By Paul Wright, General Manager Western Europe and MENAT at AppsFlyer
It has been two years since Apple released its App Tracking Transparency (ATT) framework and threw the privacy cat among the data-hungry pigeons. Marketers across the GCC had to come up with ingenious ways of delivering targeted advertising and learned many valuable lessons along the way. It is to these lessons we must now turn, as the privacy story throws up another twist.
This time, it is Google’s turn. The search giant’s Android-oriented Privacy Sandbox is slated for a 2024 rollout and is a replacement for third-party cookies, which Google will phase out on Chrome. Advertisers everywhere will lose control over the personal data they gather from users, having to rely instead on generic categorizations provided by the Privacy Sandbox. Of course, other browsers such as Firefox and Safari have already abandoned third-party cookies, but Chrome’s market share means that when Google does it, the banquet is over for cookie lovers.
The upside for marketers is they have time. But they must use it wisely. Perhaps the first lesson to learn from Apple’s ATT is the panic its enforcement caused even though advertisers had a year to prepare between announcement and launch. So much must change — not least, working habits — to cope with such upheaval. Metrics and mindsets around user-level data must contort to fit the privacy-shaped world. Here are the four lessons we took from iOS that Web and Android marketers should dust off and weaponize.
1. Dependencies and partnerships
Do not be caught flat-footed by unawareness. Make sure you know what each channel gives you in terms of user data and to what degree they will be impacted by the cookie drought. Get the mix right between affected channels and those that do not use cookies. The ATT rollout taught us to rethink the structure of our ad expenditure.
Look to any part of your ad infrastructure that does not rely on personalized data. Influencers or connected TV are just two examples. A multiple-channel approach will allow the marketing function to absorb the shock of the privacy-first ecosystem as it will have already learned how to be agile. While it may be necessary to bid farewell to partners associated with affected channels, marketing heads should be on the lookout for new industry players that may offer innovative ways to make the best of the privacy blockade.
2. Metrics and tech
When ATT came to town, marketing teams had to change how they measured success, taking what data they had for each channel and devising metric techniques for each. Click-through-rates (CTR) and installs per 1,000 impressions (IPM) are rapidly giving way to other top-of-the-funnel metrics like hook and hold rates. This shift can be seen in TikTok’s offering of Instant Pages, which covers a range of insights that may prove invaluable to marketers.

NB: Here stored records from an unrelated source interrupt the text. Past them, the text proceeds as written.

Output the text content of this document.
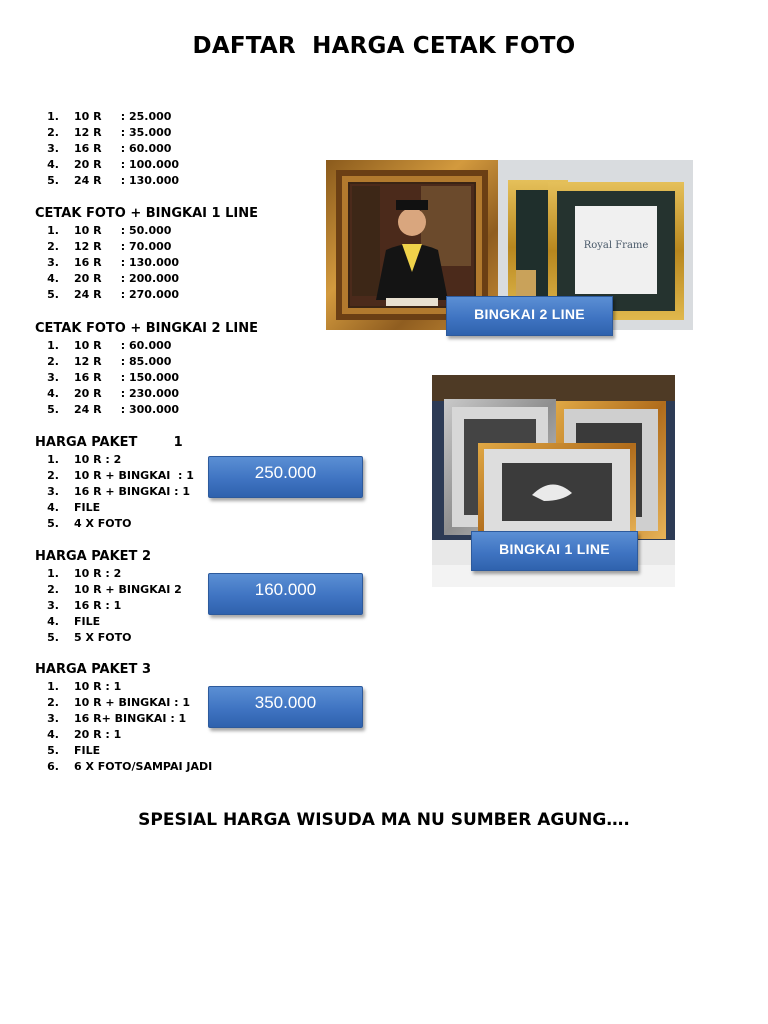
DAFTAR  HARGA CETAK FOTO
1.	10 R     : 25.000
2.	12 R     : 35.000
3.	16 R     : 60.000
4.	20 R     : 100.000
5.	24 R     : 130.000
CETAK FOTO + BINGKAI 1 LINE
1.	10 R     : 50.000
2.	12 R     : 70.000
3.	16 R     : 130.000
4.	20 R     : 200.000
5.	24 R     : 270.000
CETAK FOTO + BINGKAI 2 LINE
1.	10 R     : 60.000
2.	12 R     : 85.000
3.	16 R     : 150.000
4.	20 R     : 230.000
5.	24 R     : 300.000
HARGA PAKET        1
1.	10 R : 2
2.	10 R + BINGKAI  : 1
3.	16 R + BINGKAI : 1
4.	FILE
5.	4 X FOTO
250.000
HARGA PAKET 2
1.	10 R : 2
2.	10 R + BINGKAI 2
3.	16 R : 1
4.	FILE
5.	5 X FOTO
160.000
HARGA PAKET 3
1.	10 R : 1
2.	10 R + BINGKAI : 1
3.	16 R+ BINGKAI : 1
4.	20 R : 1
5.	FILE
6.	6 X FOTO/SAMPAI JADI
350.000
Royal Frame
BINGKAI 2 LINE
BINGKAI 1 LINE
SPESIAL HARGA WISUDA MA NU SUMBER AGUNG….
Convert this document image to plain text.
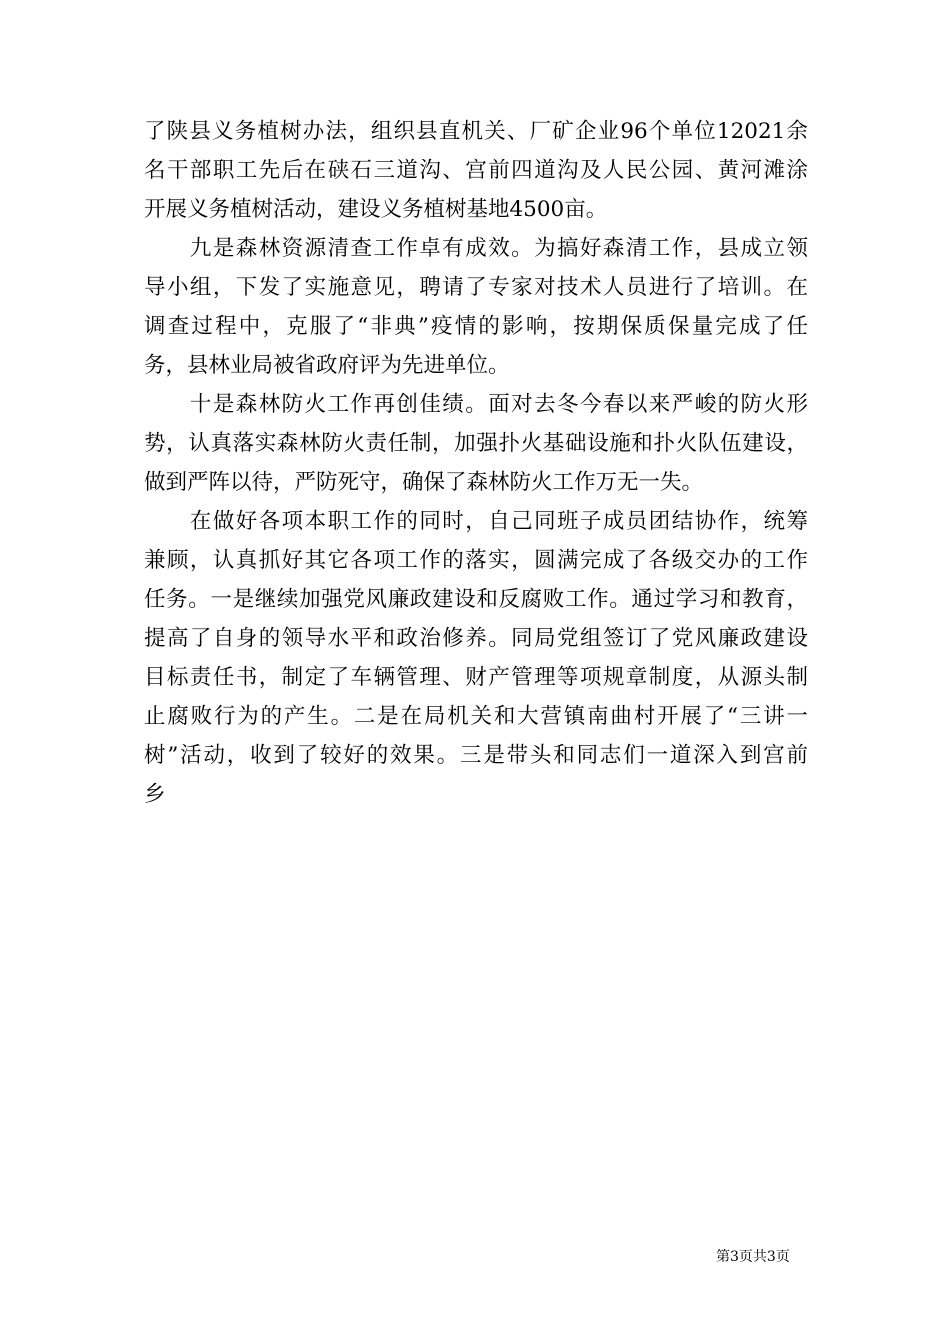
了陕县义务植树办法，组织县直机关、厂矿企业96个单位12021余
名干部职工先后在硖石三道沟、宫前四道沟及人民公园、黄河滩涂
开展义务植树活动，建设义务植树基地4500亩。
　　九是森林资源清查工作卓有成效。为搞好森清工作，县成立领
导小组，下发了实施意见，聘请了专家对技术人员进行了培训。在
调查过程中，克服了“非典”疫情的影响，按期保质保量完成了任
务，县林业局被省政府评为先进单位。
　　十是森林防火工作再创佳绩。面对去冬今春以来严峻的防火形
势，认真落实森林防火责任制，加强扑火基础设施和扑火队伍建设，
做到严阵以待，严防死守，确保了森林防火工作万无一失。
　　在做好各项本职工作的同时，自己同班子成员团结协作，统筹
兼顾，认真抓好其它各项工作的落实，圆满完成了各级交办的工作
任务。一是继续加强党风廉政建设和反腐败工作。通过学习和教育，
提高了自身的领导水平和政治修养。同局党组签订了党风廉政建设
目标责任书，制定了车辆管理、财产管理等项规章制度，从源头制
止腐败行为的产生。二是在局机关和大营镇南曲村开展了“三讲一
树”活动，收到了较好的效果。三是带头和同志们一道深入到宫前
乡
第3页共3页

Indeed, advertisers should use every tool at their disposal. AppStoreConnect, for example, may never have been the most reliable option on iOS, but it could prove a welcome fallback when one weighs it against being blind to users’ behaviors. The same could be said of Android, so marketers should take the time to familiarize themselves with how Google reports results in the Play Console. Specialist partners may be the best way to acquire this knowledge, but organizations may also try building custom tools. Media Mix Modelling — the art of joining the dots from campaign to revenue spike (or the lack of one) — is a tricky proposition that takes time to perfect. So, get to work auditing the existing tool stack. You may already have the answers in place in the shape of unused features. Failing that, look to the emerging post-cookie industry for a partner with a fresh idea.
3. Mindsets and habits
The playing field is undulating, and the players are baffled. Rethinking strategy under pressure when revenues are at stake is not a welcome state of affairs, but we are here now. Spare a thought for the marketing function that has access to a single channel with a single metric. But whatever your in-house reality, the world outside carries on regardless. It must be faced with a strategy that is multi-faceted and is prepared to try and test anything for the sake of agility. If cross-team collaboration is not yet a fixture in your organization, there has never been a better time to introduce it.
Android and web campaigns must change, but to do that, marketing teams’ dynamics will have to change first, just like they changed in the wake of ATT. How data is handled, how tools are used, how metrics are calculated — fundamental business processes may be upended. And sales, finance, marketing, IT, and others should be aware of what their role is in the new knowledge-sharing culture.
4. First-party data
The explicit consent principle introduced by ATT and reinforced by the end of third-party cookies, begs the question: “What about first-party data?” This data, given freely by customers directly to the enterprise, can be used by developers and publishers to great effect. When ATT reduced the total reach of remarketing on iOS, marketers pivoted to in-app messages, push notifications, and email. “How did you hear about us?” questions are another way of gathering data on a consent basis. Analyzing such data is a lengthy process, but teams that use their time wisely between now and the Great Cookie Phase-Out will be able to implement their response in a more informed manner.
Weather the change
ATT was an opportunity to learn. If you are not proactive, you will be on the back foot when you lose access to user-level data. Privacy is not a passing fad. The fact that so many governments, including the UAE, are passing laws to protect it means it is seen increasingly as a consumer right. A holistic approach to campaigns is the only way to weather the change.